Gewöhnlicher Besuch aber vor ungewöhnlichem Hintergrund Exklusiv

Schlagwörter: Merkel China Eurokrise EU

Von Prof. Yin Tongsheng / Beijing

Konfuzius sagte vor mehr als 2000 Jahren: "Ist es etwa keine Freude, wenn Freunde von weither zu Besuch kommen?" Es ist selbstverständlich eine große Freude für uns Chinesen, dass Bundeskanzlerin Dr. Angela Merkel China ihren fünften Staatsbesuch abstattete. Seit ihrem Machtantritt im Jahre 2005 unternahm sie fast jedes Jahr eine Reise nach China, Besuche, die bislang wohl als gewöhnliche Routinebesuche bezeichnet werden konnten.

Ihr letzter Besuch fand aber unter ungewöhnlichen Vorzeichen statt: Kurz nach dem unter dem Schatten der Währungskrise stattfindenden wichtigen EU-Gipfel in Brüssel, gleichzeitig waren es die erste große Auslandsreise der Kanzlerin außerhalb der EU und der erste China-Besuch einer ausländischen Regierungsdelegation im Jahr 2012, auch war das chinesische Frühlingsfest, mit dem das Jahr des Drachens beginnt, ebenfalls gerade vorbei.

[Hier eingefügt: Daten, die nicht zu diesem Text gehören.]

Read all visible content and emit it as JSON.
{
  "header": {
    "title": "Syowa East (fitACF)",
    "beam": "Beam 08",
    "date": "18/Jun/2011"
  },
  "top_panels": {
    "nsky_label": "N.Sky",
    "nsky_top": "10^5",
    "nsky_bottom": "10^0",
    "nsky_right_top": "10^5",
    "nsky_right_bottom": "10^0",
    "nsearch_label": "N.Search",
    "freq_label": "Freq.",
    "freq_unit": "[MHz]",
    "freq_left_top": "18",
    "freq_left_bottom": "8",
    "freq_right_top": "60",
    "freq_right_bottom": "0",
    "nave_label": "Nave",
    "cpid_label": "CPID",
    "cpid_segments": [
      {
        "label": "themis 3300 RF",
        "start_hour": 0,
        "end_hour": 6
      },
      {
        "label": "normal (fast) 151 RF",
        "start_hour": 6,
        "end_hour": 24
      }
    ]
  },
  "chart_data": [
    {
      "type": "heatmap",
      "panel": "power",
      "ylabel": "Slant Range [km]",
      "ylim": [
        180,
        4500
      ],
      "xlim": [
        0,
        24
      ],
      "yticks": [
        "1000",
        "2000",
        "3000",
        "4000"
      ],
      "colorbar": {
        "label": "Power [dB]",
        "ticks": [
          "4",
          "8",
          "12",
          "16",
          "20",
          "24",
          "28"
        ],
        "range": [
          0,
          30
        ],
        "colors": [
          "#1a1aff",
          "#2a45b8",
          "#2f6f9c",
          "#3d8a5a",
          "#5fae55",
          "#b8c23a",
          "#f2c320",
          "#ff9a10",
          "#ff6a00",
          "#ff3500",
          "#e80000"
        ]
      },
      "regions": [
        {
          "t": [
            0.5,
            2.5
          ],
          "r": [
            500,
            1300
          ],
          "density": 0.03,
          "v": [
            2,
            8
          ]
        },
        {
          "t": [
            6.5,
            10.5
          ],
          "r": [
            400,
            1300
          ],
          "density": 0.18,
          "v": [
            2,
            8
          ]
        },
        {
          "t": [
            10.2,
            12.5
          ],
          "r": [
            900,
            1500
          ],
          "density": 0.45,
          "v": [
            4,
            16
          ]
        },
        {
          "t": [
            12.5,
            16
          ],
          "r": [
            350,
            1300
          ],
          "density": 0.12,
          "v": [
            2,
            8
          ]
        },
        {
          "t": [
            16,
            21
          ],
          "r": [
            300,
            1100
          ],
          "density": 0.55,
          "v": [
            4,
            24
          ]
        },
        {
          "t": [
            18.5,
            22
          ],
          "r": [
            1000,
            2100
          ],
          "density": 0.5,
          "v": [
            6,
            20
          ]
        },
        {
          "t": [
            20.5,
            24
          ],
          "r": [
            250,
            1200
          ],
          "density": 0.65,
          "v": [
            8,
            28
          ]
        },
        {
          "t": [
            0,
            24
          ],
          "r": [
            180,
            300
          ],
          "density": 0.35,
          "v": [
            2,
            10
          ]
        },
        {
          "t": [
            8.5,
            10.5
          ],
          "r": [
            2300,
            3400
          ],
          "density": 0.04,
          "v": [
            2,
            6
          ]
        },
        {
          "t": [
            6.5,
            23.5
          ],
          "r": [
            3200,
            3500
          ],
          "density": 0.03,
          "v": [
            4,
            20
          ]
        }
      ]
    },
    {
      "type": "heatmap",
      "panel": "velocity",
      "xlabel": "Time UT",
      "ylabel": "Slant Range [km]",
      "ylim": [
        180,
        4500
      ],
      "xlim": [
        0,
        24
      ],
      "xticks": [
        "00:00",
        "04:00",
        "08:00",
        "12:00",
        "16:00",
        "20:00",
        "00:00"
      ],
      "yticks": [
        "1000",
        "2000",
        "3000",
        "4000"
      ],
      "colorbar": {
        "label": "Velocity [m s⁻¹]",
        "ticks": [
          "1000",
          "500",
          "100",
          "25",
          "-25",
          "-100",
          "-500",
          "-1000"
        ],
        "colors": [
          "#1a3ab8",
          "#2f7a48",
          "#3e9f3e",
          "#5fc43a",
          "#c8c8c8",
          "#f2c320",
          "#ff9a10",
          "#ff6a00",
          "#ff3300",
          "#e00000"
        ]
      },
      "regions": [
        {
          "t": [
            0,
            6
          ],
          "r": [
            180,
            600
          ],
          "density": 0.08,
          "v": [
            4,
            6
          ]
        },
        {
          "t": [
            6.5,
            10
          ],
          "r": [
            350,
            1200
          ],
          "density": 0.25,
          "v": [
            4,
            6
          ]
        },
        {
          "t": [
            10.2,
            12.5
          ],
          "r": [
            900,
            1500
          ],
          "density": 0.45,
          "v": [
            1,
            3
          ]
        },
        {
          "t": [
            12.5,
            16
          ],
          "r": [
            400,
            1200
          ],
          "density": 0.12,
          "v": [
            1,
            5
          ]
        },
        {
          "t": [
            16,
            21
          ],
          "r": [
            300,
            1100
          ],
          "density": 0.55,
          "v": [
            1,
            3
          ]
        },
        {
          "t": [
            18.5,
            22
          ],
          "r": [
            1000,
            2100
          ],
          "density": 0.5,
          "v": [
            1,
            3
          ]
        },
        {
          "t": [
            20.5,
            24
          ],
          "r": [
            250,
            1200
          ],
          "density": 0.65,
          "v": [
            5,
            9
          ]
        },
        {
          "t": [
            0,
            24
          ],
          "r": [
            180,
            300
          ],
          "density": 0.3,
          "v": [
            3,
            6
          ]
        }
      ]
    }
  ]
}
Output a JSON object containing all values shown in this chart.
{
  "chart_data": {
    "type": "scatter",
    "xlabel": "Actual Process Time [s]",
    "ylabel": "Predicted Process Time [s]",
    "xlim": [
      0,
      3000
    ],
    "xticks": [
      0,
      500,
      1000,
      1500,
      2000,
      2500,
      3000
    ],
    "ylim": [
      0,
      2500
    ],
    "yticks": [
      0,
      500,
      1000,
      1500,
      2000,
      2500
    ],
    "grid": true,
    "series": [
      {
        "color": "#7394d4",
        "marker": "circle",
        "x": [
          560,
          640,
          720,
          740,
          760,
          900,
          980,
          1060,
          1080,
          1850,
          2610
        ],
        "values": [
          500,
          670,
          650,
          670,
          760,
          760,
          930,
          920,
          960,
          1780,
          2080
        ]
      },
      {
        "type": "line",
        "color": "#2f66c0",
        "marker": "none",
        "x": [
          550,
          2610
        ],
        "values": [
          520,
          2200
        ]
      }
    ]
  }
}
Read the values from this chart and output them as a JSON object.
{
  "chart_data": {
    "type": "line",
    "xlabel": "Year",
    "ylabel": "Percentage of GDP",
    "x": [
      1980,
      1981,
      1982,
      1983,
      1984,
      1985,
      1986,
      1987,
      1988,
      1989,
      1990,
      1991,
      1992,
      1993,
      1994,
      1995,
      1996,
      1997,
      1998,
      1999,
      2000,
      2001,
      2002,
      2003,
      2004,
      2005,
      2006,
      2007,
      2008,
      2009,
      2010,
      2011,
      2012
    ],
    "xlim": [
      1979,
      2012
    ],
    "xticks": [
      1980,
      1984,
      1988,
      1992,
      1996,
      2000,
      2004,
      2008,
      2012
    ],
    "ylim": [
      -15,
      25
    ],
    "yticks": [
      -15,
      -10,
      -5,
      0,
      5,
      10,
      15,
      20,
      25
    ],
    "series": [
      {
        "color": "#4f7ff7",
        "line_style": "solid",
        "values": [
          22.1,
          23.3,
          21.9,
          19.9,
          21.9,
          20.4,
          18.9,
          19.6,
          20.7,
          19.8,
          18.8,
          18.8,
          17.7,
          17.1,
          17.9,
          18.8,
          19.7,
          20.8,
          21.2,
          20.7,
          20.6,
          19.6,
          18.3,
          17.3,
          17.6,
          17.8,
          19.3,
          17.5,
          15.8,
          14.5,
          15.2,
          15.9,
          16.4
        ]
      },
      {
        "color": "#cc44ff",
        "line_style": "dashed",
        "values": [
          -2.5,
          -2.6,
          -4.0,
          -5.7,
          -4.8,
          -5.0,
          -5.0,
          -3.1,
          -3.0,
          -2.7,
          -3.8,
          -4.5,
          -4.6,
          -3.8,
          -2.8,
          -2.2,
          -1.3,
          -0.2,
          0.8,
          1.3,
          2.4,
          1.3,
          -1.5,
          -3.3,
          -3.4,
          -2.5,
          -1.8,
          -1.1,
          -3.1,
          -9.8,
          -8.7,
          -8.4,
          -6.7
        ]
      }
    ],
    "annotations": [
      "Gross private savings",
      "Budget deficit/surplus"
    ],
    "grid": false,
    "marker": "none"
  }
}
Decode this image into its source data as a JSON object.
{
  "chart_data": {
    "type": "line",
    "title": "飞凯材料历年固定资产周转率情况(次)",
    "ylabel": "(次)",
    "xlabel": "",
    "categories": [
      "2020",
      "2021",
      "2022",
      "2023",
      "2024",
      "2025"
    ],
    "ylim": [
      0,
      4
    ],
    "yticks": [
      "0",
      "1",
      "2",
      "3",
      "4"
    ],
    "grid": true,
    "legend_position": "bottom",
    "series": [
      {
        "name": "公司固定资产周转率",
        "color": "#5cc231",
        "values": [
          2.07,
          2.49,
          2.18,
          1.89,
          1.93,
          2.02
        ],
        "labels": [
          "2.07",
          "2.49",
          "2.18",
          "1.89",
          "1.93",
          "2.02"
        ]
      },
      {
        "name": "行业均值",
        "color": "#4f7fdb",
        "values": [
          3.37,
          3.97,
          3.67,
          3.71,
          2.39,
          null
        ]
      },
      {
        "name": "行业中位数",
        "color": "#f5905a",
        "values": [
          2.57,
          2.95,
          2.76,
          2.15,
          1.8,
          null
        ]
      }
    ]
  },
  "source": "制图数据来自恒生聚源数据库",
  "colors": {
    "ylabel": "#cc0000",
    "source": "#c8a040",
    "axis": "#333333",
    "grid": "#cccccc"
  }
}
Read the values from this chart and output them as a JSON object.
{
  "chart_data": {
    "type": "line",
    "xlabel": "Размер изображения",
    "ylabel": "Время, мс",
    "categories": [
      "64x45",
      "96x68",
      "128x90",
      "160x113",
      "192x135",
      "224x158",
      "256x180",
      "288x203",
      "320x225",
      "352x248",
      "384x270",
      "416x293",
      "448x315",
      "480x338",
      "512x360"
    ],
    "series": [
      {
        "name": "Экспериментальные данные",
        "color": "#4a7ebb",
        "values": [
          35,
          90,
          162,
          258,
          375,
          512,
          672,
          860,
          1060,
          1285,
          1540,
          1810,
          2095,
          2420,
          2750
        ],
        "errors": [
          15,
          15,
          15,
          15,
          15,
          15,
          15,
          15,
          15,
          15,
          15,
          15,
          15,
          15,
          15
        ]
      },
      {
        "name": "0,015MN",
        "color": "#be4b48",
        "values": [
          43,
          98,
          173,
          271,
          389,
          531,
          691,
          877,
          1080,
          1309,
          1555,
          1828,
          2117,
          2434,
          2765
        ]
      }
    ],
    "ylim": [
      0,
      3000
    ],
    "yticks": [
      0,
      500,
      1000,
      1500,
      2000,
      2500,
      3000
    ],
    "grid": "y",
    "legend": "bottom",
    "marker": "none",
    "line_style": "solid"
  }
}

I. Werbung um Chinas Vertrauen und verstärktes Engagement für EU

Seit 2010 erlebt die EU eine nie da gewesene Schuldenkrise. Sie würgt die Konjunktur ab, lässt den Euro auf niedrigem Niveau bleiben, dessen Glaubwürdigkeit leidet unter der «No-Bailout-Klausel» und dem Aufkaufen der Staatspapiere durch die EZB, die Risikoprämien steigen, die Staatsfinanzen lassen sich nur schwer konsolidieren, große Ansteckungsrisiken greifen um sich, dazu kommen Machtwechsel und politische Unruhen. Kurz: die Euro-Zone droht zusammenzubrechen. Angesichts dieser prekären Situation bekennt sich Frau Merkel: Scheitert der Euro, scheitert Europa, scheitert Europa, scheitert Deutschland. So bemüht sich Deutschland als die wichtigste Wirtschaftsmacht der EU um eine Vertragsänderung, eine Stabilitätsunion, eine Fiskalunion mit automatisch greifenden schärferen Sanktionen gegen Haushaltssünder und einer strengeren Aufsicht über die Etatpläne einzelner Euro-Länder, heute auch um mehr Wachstum und Beschäftigung, vor allem Jugendbeschäftigung. Nach dem Fiskalpakt soll der Euro-Rettungsschirm ESM mit einer Kapazität von 500 Milliarden Euro ausgestattet werden.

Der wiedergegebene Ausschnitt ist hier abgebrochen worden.